/noise-repellent

An lv2 spectral noise reduction plugin.

Primary LanguageCGNU Lesser General Public License v3.0LGPL-3.0

noise-repellent

An lv2 spectral noise reduction plugin.

Dependencies: Install your distribution packages similar to pkg-config lv2-dev and libfftw3-dev in Debian based systems.

Installing instructions: make and sudo make install

Warning!!! This plugin is meant to be used with Ardour. It will introduce latency. Don't expect it to be like commercial options, although it will do the job in most cases if configured well enough.

Using it: First select a portion of noise in your track of at least one second and loop it. Turn on Noise print capture for a bit (at least one loop). Use the reduction slider to reduce the noise.

How to improve the reduction quality:

-The strength control will reduce more noise at the expense of removing low level detail in the signal. It will sound less bright.

-The smoothing control will control the amount of musical noise that is present after the reduction, if it is pushed too hard it will blur transients and sound reverberant.

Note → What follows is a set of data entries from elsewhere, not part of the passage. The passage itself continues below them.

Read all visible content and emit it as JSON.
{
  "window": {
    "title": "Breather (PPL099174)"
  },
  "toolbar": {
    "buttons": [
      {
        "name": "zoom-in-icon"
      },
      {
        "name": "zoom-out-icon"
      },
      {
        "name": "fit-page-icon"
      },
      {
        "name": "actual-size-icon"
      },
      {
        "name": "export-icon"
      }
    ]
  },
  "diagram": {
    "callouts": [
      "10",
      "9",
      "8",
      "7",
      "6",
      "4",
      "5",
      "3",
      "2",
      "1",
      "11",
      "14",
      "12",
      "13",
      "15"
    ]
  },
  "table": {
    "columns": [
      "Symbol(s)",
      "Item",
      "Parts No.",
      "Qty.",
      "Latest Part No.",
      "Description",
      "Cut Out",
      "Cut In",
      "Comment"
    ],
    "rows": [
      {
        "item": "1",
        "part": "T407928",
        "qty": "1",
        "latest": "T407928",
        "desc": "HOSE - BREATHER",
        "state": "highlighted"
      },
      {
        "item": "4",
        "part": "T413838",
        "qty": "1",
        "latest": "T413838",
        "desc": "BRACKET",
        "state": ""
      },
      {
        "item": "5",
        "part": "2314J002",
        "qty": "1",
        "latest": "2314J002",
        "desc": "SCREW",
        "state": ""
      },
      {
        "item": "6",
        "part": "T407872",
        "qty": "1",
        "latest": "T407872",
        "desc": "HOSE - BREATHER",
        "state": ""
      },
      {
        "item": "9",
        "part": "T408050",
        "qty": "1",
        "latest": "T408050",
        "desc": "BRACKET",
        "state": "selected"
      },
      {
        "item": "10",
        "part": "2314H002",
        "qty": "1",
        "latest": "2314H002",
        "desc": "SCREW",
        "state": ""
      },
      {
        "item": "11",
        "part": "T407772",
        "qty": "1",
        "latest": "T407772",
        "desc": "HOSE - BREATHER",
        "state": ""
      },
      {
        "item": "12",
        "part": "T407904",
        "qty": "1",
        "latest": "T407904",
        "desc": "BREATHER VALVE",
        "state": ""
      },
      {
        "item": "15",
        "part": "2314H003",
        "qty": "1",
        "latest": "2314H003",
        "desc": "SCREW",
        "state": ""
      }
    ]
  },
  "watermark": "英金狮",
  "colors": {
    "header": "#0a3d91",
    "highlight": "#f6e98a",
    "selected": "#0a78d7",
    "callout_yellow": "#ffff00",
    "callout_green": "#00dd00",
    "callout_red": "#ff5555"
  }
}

-A whitening option for post processing is provided where the residual spectrum will be modified to sound more like white noise, taking into consideration that our ears do well in discriminating sounds in white noise versus colored noise. Furthermore it will recover some of the high frequency detail and hide the low frequency noise more. Whitening is dependant of the reduction. If you reduce a lot, it won't have any effect since the noise floor is too low.

-A noise listen control is provided to tune what is reduced by listenig to the residual signal.

-Other thing that is important is that you select a representative noise region to capture, since reduction is based on that. The longest the better. Make sure that is noise only too!

-The last control available is frequency smoothing, it will reduce musical noise at the expense of some low frequency.

-An auto learn noise feature is provided. It tries to track the noise spectrum automaticaly at the same time signal is processed. It will work best for gentle noise reduction of speech signals. Use this feature where noise is changing over time and rapidly. It will never sound as good as if you do good noise profiling yourself.

General Rules:

-With hum noise, use strength and smoothing only.

-With white noise you can use frequency smoothing too. If you loose too much detail from the original signal, use whitening and not too much reduction. Multiple pass will reduce more noise in pauses and less during signal presence. If you use multiple passes, do gentle parameters each time and re learn noise every time.